On Nov. 7, while talking on the phone about the Senate seat with his chief-of-staff, John Harris, and an advisor, Blagojevich allegedly said he needed to consider his family and that he is “financially” hurting, the affidavit states. The governor reportedly even considered appointing himself to the post.
When Harris allegedly said that they should consider what would help the “financial security” of the Blagojevich family and what would keep Blagojevich “politically viable,” the governor allegedly said, “I want to make money” – adding later that he was interested in making $250,000 to $300,000 a year, the complaint alleges.

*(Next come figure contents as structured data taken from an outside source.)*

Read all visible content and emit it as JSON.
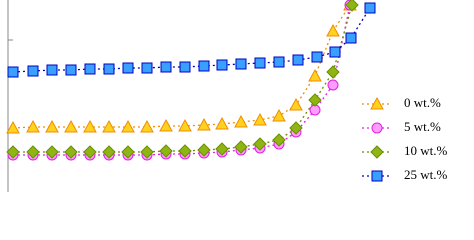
{
  "chart_data": {
    "type": "line",
    "xlim": [
      0,
      474
    ],
    "ylim": [
      0,
      192
    ],
    "yticks": [
      152
    ],
    "legend": "lower right",
    "series": [
      {
        "name": "0 wt.%",
        "color": "#f08c00",
        "fill": "#ffd21f",
        "marker": "triangle",
        "x": [
          13,
          33,
          52,
          71,
          90,
          109,
          128,
          147,
          166,
          185,
          204,
          222,
          241,
          260,
          279,
          296,
          315,
          333,
          350
        ],
        "values": [
          64,
          65,
          65,
          65,
          65,
          65,
          65,
          65,
          66,
          66,
          67,
          68,
          70,
          72,
          76,
          87,
          116,
          161,
          187
        ]
      },
      {
        "name": "5 wt.%",
        "color": "#e020e0",
        "fill": "#ff9cff",
        "marker": "circle",
        "x": [
          13,
          33,
          52,
          71,
          90,
          109,
          128,
          147,
          166,
          185,
          204,
          222,
          241,
          260,
          279,
          296,
          315,
          333,
          350
        ],
        "values": [
          37,
          37,
          37,
          37,
          37,
          37,
          37,
          37,
          38,
          38,
          39,
          40,
          42,
          44,
          48,
          60,
          82,
          107,
          187
        ]
      },
      {
        "name": "10 wt.%",
        "color": "#6b8e00",
        "fill": "#8fb515",
        "marker": "diamond",
        "x": [
          13,
          33,
          52,
          71,
          90,
          109,
          128,
          147,
          166,
          185,
          204,
          222,
          241,
          260,
          279,
          296,
          315,
          333,
          352
        ],
        "values": [
          40,
          40,
          40,
          40,
          40,
          40,
          40,
          40,
          41,
          41,
          42,
          43,
          45,
          48,
          52,
          64,
          92,
          120,
          187
        ]
      },
      {
        "name": "25 wt.%",
        "color": "#0000c0",
        "fill": "#3aa0ff",
        "marker": "square",
        "x": [
          13,
          33,
          52,
          71,
          90,
          109,
          128,
          147,
          166,
          185,
          204,
          222,
          241,
          260,
          279,
          298,
          317,
          335,
          351,
          370
        ],
        "values": [
          120,
          121,
          122,
          122,
          123,
          123,
          124,
          124,
          125,
          125,
          126,
          127,
          128,
          129,
          130,
          132,
          135,
          140,
          154,
          184
        ]
      }
    ]
  }
}
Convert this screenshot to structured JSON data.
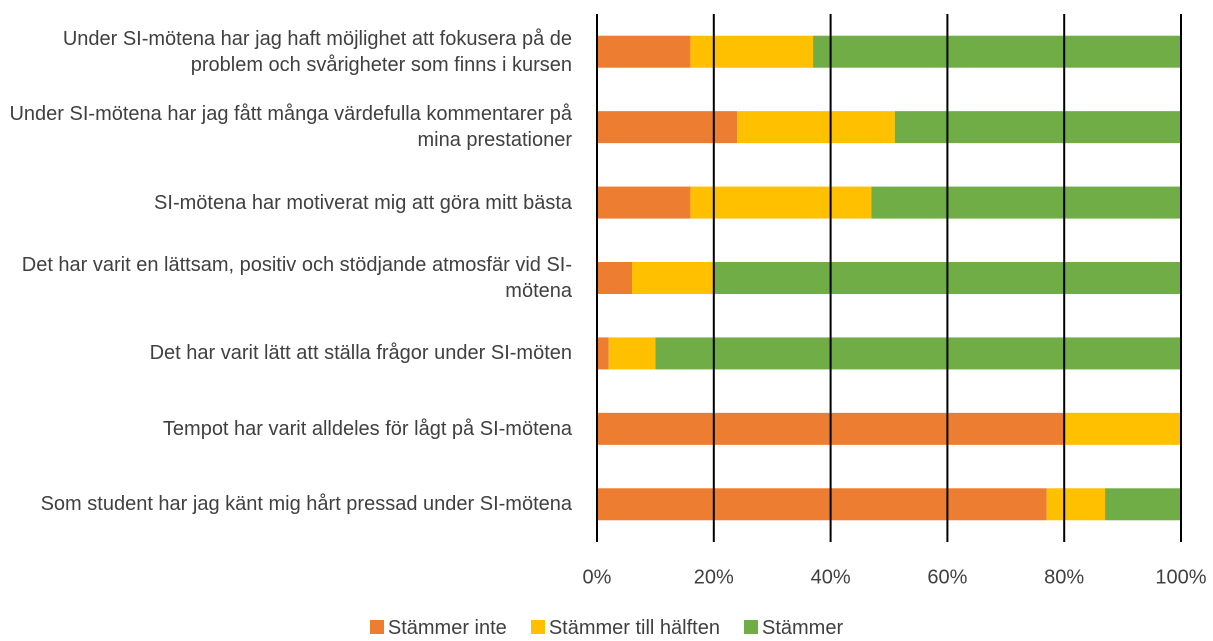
{
  "chart_data": {
    "type": "stacked_barh",
    "categories": [
      "Under SI-mötena har jag haft möjlighet att fokusera på de problem och svårigheter som finns i kursen",
      "Under SI-mötena har jag fått många värdefulla kommentarer på mina prestationer",
      "SI-mötena har motiverat mig att göra mitt bästa",
      "Det har varit en lättsam, positiv och stödjande atmosfär vid SI-mötena",
      "Det har varit lätt att ställa frågor under SI-möten",
      "Tempot har varit alldeles för lågt på SI-mötena",
      "Som student har jag känt mig hårt pressad under SI-mötena"
    ],
    "series": [
      {
        "name": "Stämmer inte",
        "color": "#ED7D31",
        "values": [
          16,
          24,
          16,
          6,
          2,
          80,
          77
        ]
      },
      {
        "name": "Stämmer till hälften",
        "color": "#FFC000",
        "values": [
          21,
          27,
          31,
          14,
          8,
          20,
          10
        ]
      },
      {
        "name": "Stämmer",
        "color": "#70AD47",
        "values": [
          63,
          49,
          53,
          80,
          90,
          0,
          13
        ]
      }
    ],
    "xlim": [
      0,
      100
    ],
    "xticks": [
      {
        "value": 0,
        "label": "0%"
      },
      {
        "value": 20,
        "label": "20%"
      },
      {
        "value": 40,
        "label": "40%"
      },
      {
        "value": 60,
        "label": "60%"
      },
      {
        "value": 80,
        "label": "80%"
      },
      {
        "value": 100,
        "label": "100%"
      }
    ],
    "grid": true,
    "legend": "bottom"
  }
}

On Nov. 10, in a lengthy telephone call with numerous advisors, Blagojevich allegedly discussed obtaining a lucrative job with a union-affiliated organization in exchange for appointing “a particular Senate candidate whom he believed was favored by the President-elect.”
The governor and his advisors also allegedly described in detail various ways he could “monetize” the relationships he has made as governor to make money after leaving office.

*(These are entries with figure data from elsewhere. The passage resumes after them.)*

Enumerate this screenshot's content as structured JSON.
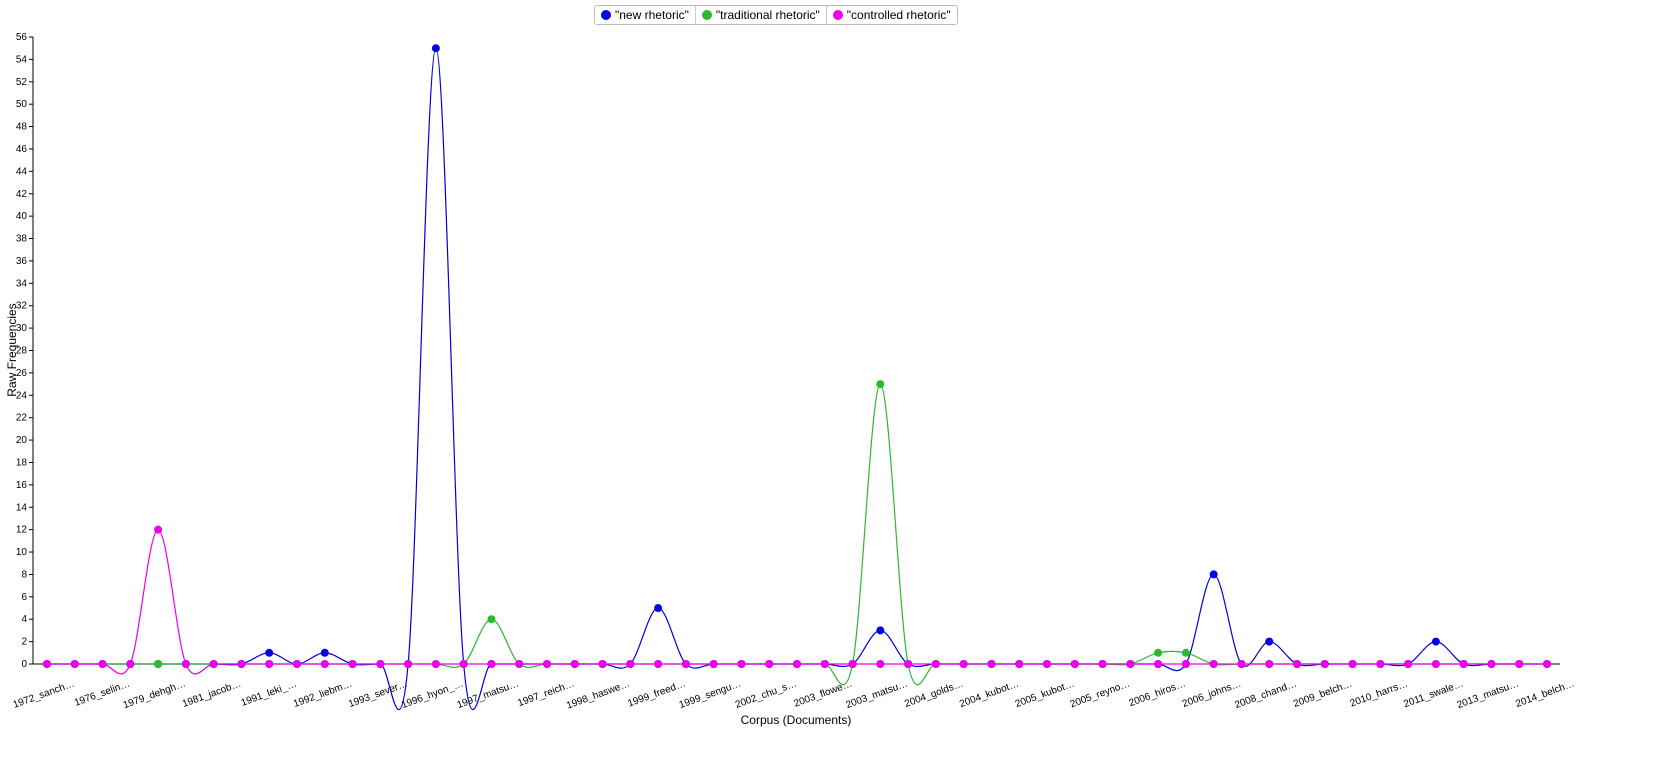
{
  "chart_data": {
    "type": "line",
    "xlabel": "Corpus (Documents)",
    "ylabel": "Raw Frequencies",
    "categories": [
      "1972_sanch…",
      null,
      "1976_selin…",
      null,
      "1979_dehgh…",
      null,
      "1981_jacob…",
      null,
      "1991_leki_…",
      null,
      "1992_liebm…",
      null,
      "1993_sever…",
      null,
      "1996_hyon_…",
      null,
      "1997_matsu…",
      null,
      "1997_reich…",
      null,
      "1998_haswe…",
      null,
      "1999_freed…",
      null,
      "1999_sengu…",
      null,
      "2002_chu_s…",
      null,
      "2003_flowe…",
      null,
      "2003_matsu…",
      null,
      "2004_golds…",
      null,
      "2004_kubot…",
      null,
      "2005_kubot…",
      null,
      "2005_reyno…",
      null,
      "2006_hiros…",
      null,
      "2006_johns…",
      null,
      "2008_chand…",
      null,
      "2009_belch…",
      null,
      "2010_harrs…",
      null,
      "2011_swale…",
      null,
      "2013_matsu…",
      null,
      "2014_belch…"
    ],
    "series": [
      {
        "name": "\"new rhetoric\"",
        "color": "#0000e0",
        "values": [
          0,
          0,
          0,
          0,
          0,
          0,
          0,
          0,
          1,
          0,
          1,
          0,
          0,
          0,
          55,
          0,
          0,
          0,
          0,
          0,
          0,
          0,
          5,
          0,
          0,
          0,
          0,
          0,
          0,
          0,
          3,
          0,
          0,
          0,
          0,
          0,
          0,
          0,
          0,
          0,
          0,
          0,
          8,
          0,
          2,
          0,
          0,
          0,
          0,
          0,
          2,
          0,
          0,
          0,
          0
        ]
      },
      {
        "name": "\"traditional rhetoric\"",
        "color": "#2db82d",
        "values": [
          0,
          0,
          0,
          0,
          0,
          0,
          0,
          0,
          0,
          0,
          0,
          0,
          0,
          0,
          0,
          0,
          4,
          0,
          0,
          0,
          0,
          0,
          0,
          0,
          0,
          0,
          0,
          0,
          0,
          0,
          25,
          0,
          0,
          0,
          0,
          0,
          0,
          0,
          0,
          0,
          1,
          1,
          0,
          0,
          0,
          0,
          0,
          0,
          0,
          0,
          0,
          0,
          0,
          0,
          0
        ]
      },
      {
        "name": "\"controlled rhetoric\"",
        "color": "#ee00ee",
        "values": [
          0,
          0,
          0,
          0,
          12,
          0,
          0,
          0,
          0,
          0,
          0,
          0,
          0,
          0,
          0,
          0,
          0,
          0,
          0,
          0,
          0,
          0,
          0,
          0,
          0,
          0,
          0,
          0,
          0,
          0,
          0,
          0,
          0,
          0,
          0,
          0,
          0,
          0,
          0,
          0,
          0,
          0,
          0,
          0,
          0,
          0,
          0,
          0,
          0,
          0,
          0,
          0,
          0,
          0,
          0
        ]
      }
    ],
    "ylim": [
      0,
      56
    ],
    "yticks": [
      0,
      2,
      4,
      6,
      8,
      10,
      12,
      14,
      16,
      18,
      20,
      22,
      24,
      26,
      28,
      30,
      32,
      34,
      36,
      38,
      40,
      42,
      44,
      46,
      48,
      50,
      52,
      54,
      56
    ]
  }
}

In addition to trying to sell-off the U.S. Senate seat being vacated by Obama, Blagojevich was also charged with scheming with others – including real estate developer Tony Rezko – to obtain and attempt "to obtain financial benefits for himself, his family and third parties," including his campaign committee, Friends of Blagojevich “in exchange for appointments to state boards and commissions, state employment, state contracts and access to state funds.”
FBI agents reportedly learned that Blagojevich was seeking approximately $2.5 million in campaign contributions by the end of the year, from individuals who had received state contacts or appointments – and were identified on a list maintained by Friends of Blagojevich.

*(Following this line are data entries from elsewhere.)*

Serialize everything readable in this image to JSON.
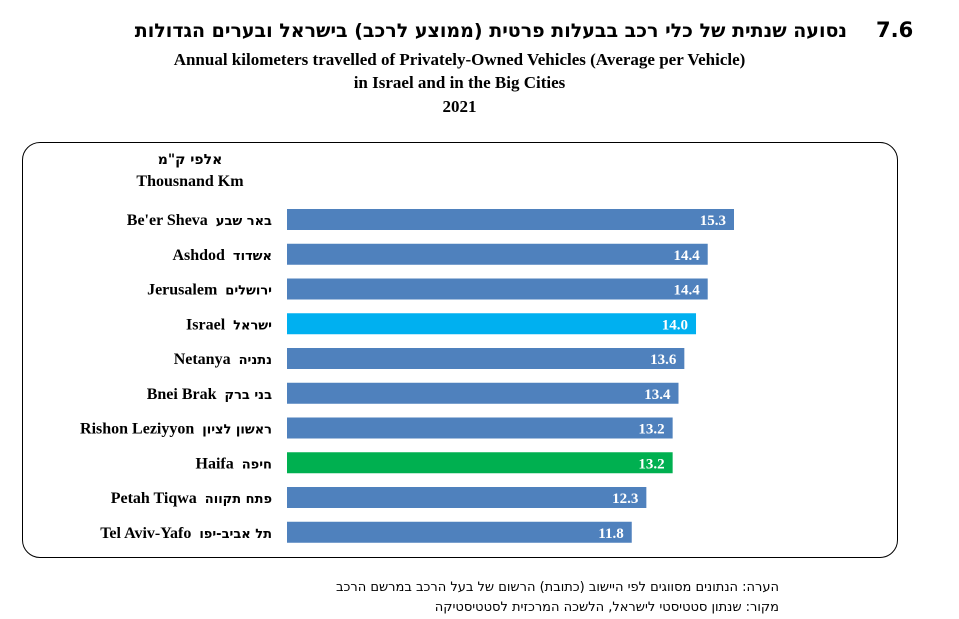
{
  "header": {
    "number": "7.6",
    "title_he": "נסועה שנתית של כלי רכב בבעלות פרטית (ממוצע לרכב) בישראל ובערים הגדולות",
    "title_en_line1": "Annual kilometers travelled of Privately-Owned Vehicles (Average per Vehicle)",
    "title_en_line2": "in Israel and in the Big Cities",
    "year": "2021"
  },
  "chart_data": {
    "type": "bar",
    "orientation": "horizontal",
    "unit_he": "אלפי ק\"מ",
    "unit_en": "Thousnand Km",
    "categories": [
      {
        "en": "Be'er Sheva",
        "he": "באר שבע"
      },
      {
        "en": "Ashdod",
        "he": "אשדוד"
      },
      {
        "en": "Jerusalem",
        "he": "ירושלים"
      },
      {
        "en": "Israel",
        "he": "ישראל"
      },
      {
        "en": "Netanya",
        "he": "נתניה"
      },
      {
        "en": "Bnei Brak",
        "he": "בני ברק"
      },
      {
        "en": "Rishon Leziyyon",
        "he": "ראשון לציון"
      },
      {
        "en": "Haifa",
        "he": "חיפה"
      },
      {
        "en": "Petah Tiqwa",
        "he": "פתח תקווה"
      },
      {
        "en": "Tel Aviv-Yafo",
        "he": "תל אביב-יפו"
      }
    ],
    "values": [
      15.3,
      14.4,
      14.4,
      14.0,
      13.6,
      13.4,
      13.2,
      13.2,
      12.3,
      11.8
    ],
    "value_labels": [
      "15.3",
      "14.4",
      "14.4",
      "14.0",
      "13.6",
      "13.4",
      "13.2",
      "13.2",
      "12.3",
      "11.8"
    ],
    "colors": [
      "#4f81bd",
      "#4f81bd",
      "#4f81bd",
      "#00b0f0",
      "#4f81bd",
      "#4f81bd",
      "#4f81bd",
      "#00b050",
      "#4f81bd",
      "#4f81bd"
    ],
    "xlim": [
      0,
      15.3
    ],
    "grid": false,
    "legend": "none"
  },
  "notes": {
    "note": "הערה: הנתונים מסווגים לפי היישוב (כתובת) הרשום של בעל הרכב במרשם הרכב",
    "source": "מקור: שנתון סטטיסטי לישראל, הלשכה המרכזית לסטטיסטיקה"
  }
}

The charges allege that in October, Blagojevich and the chairman of his campaign, Friends of Blagojevich, were trying to accumulate as much money as possible this year before a new state ethics law would severely curtail their ability to raise money from individuals and entities that have existing contracts worth more than $50,000 with the State of Illinois.
Blagojevich is also charged with trying to get some Chicago Tribune writers fired in exchange for state help with improvements to Wrigley Field, the home of the Chicago Cubs.
Even the FBI seemed flabbergasted about the extent of the alleged corruption.
“Many, including myself, thought that the recent conviction of a former governor would usher in a new era of honesty and reform in Illinois politics,” said Robert Grant, special agent-in-charge of the FBI’s Chicago office.
“Clearly, the charges announced today reveal that the office of the Governor has become nothing more than a vehicle for self-enrichment, unrestricted by party affiliation and taking Illinois politics to a new low.”
The investigation, which was spearheaded by the FBI, was announced by Fitzgerald, U.S. attorney for the Northern District of Illinois.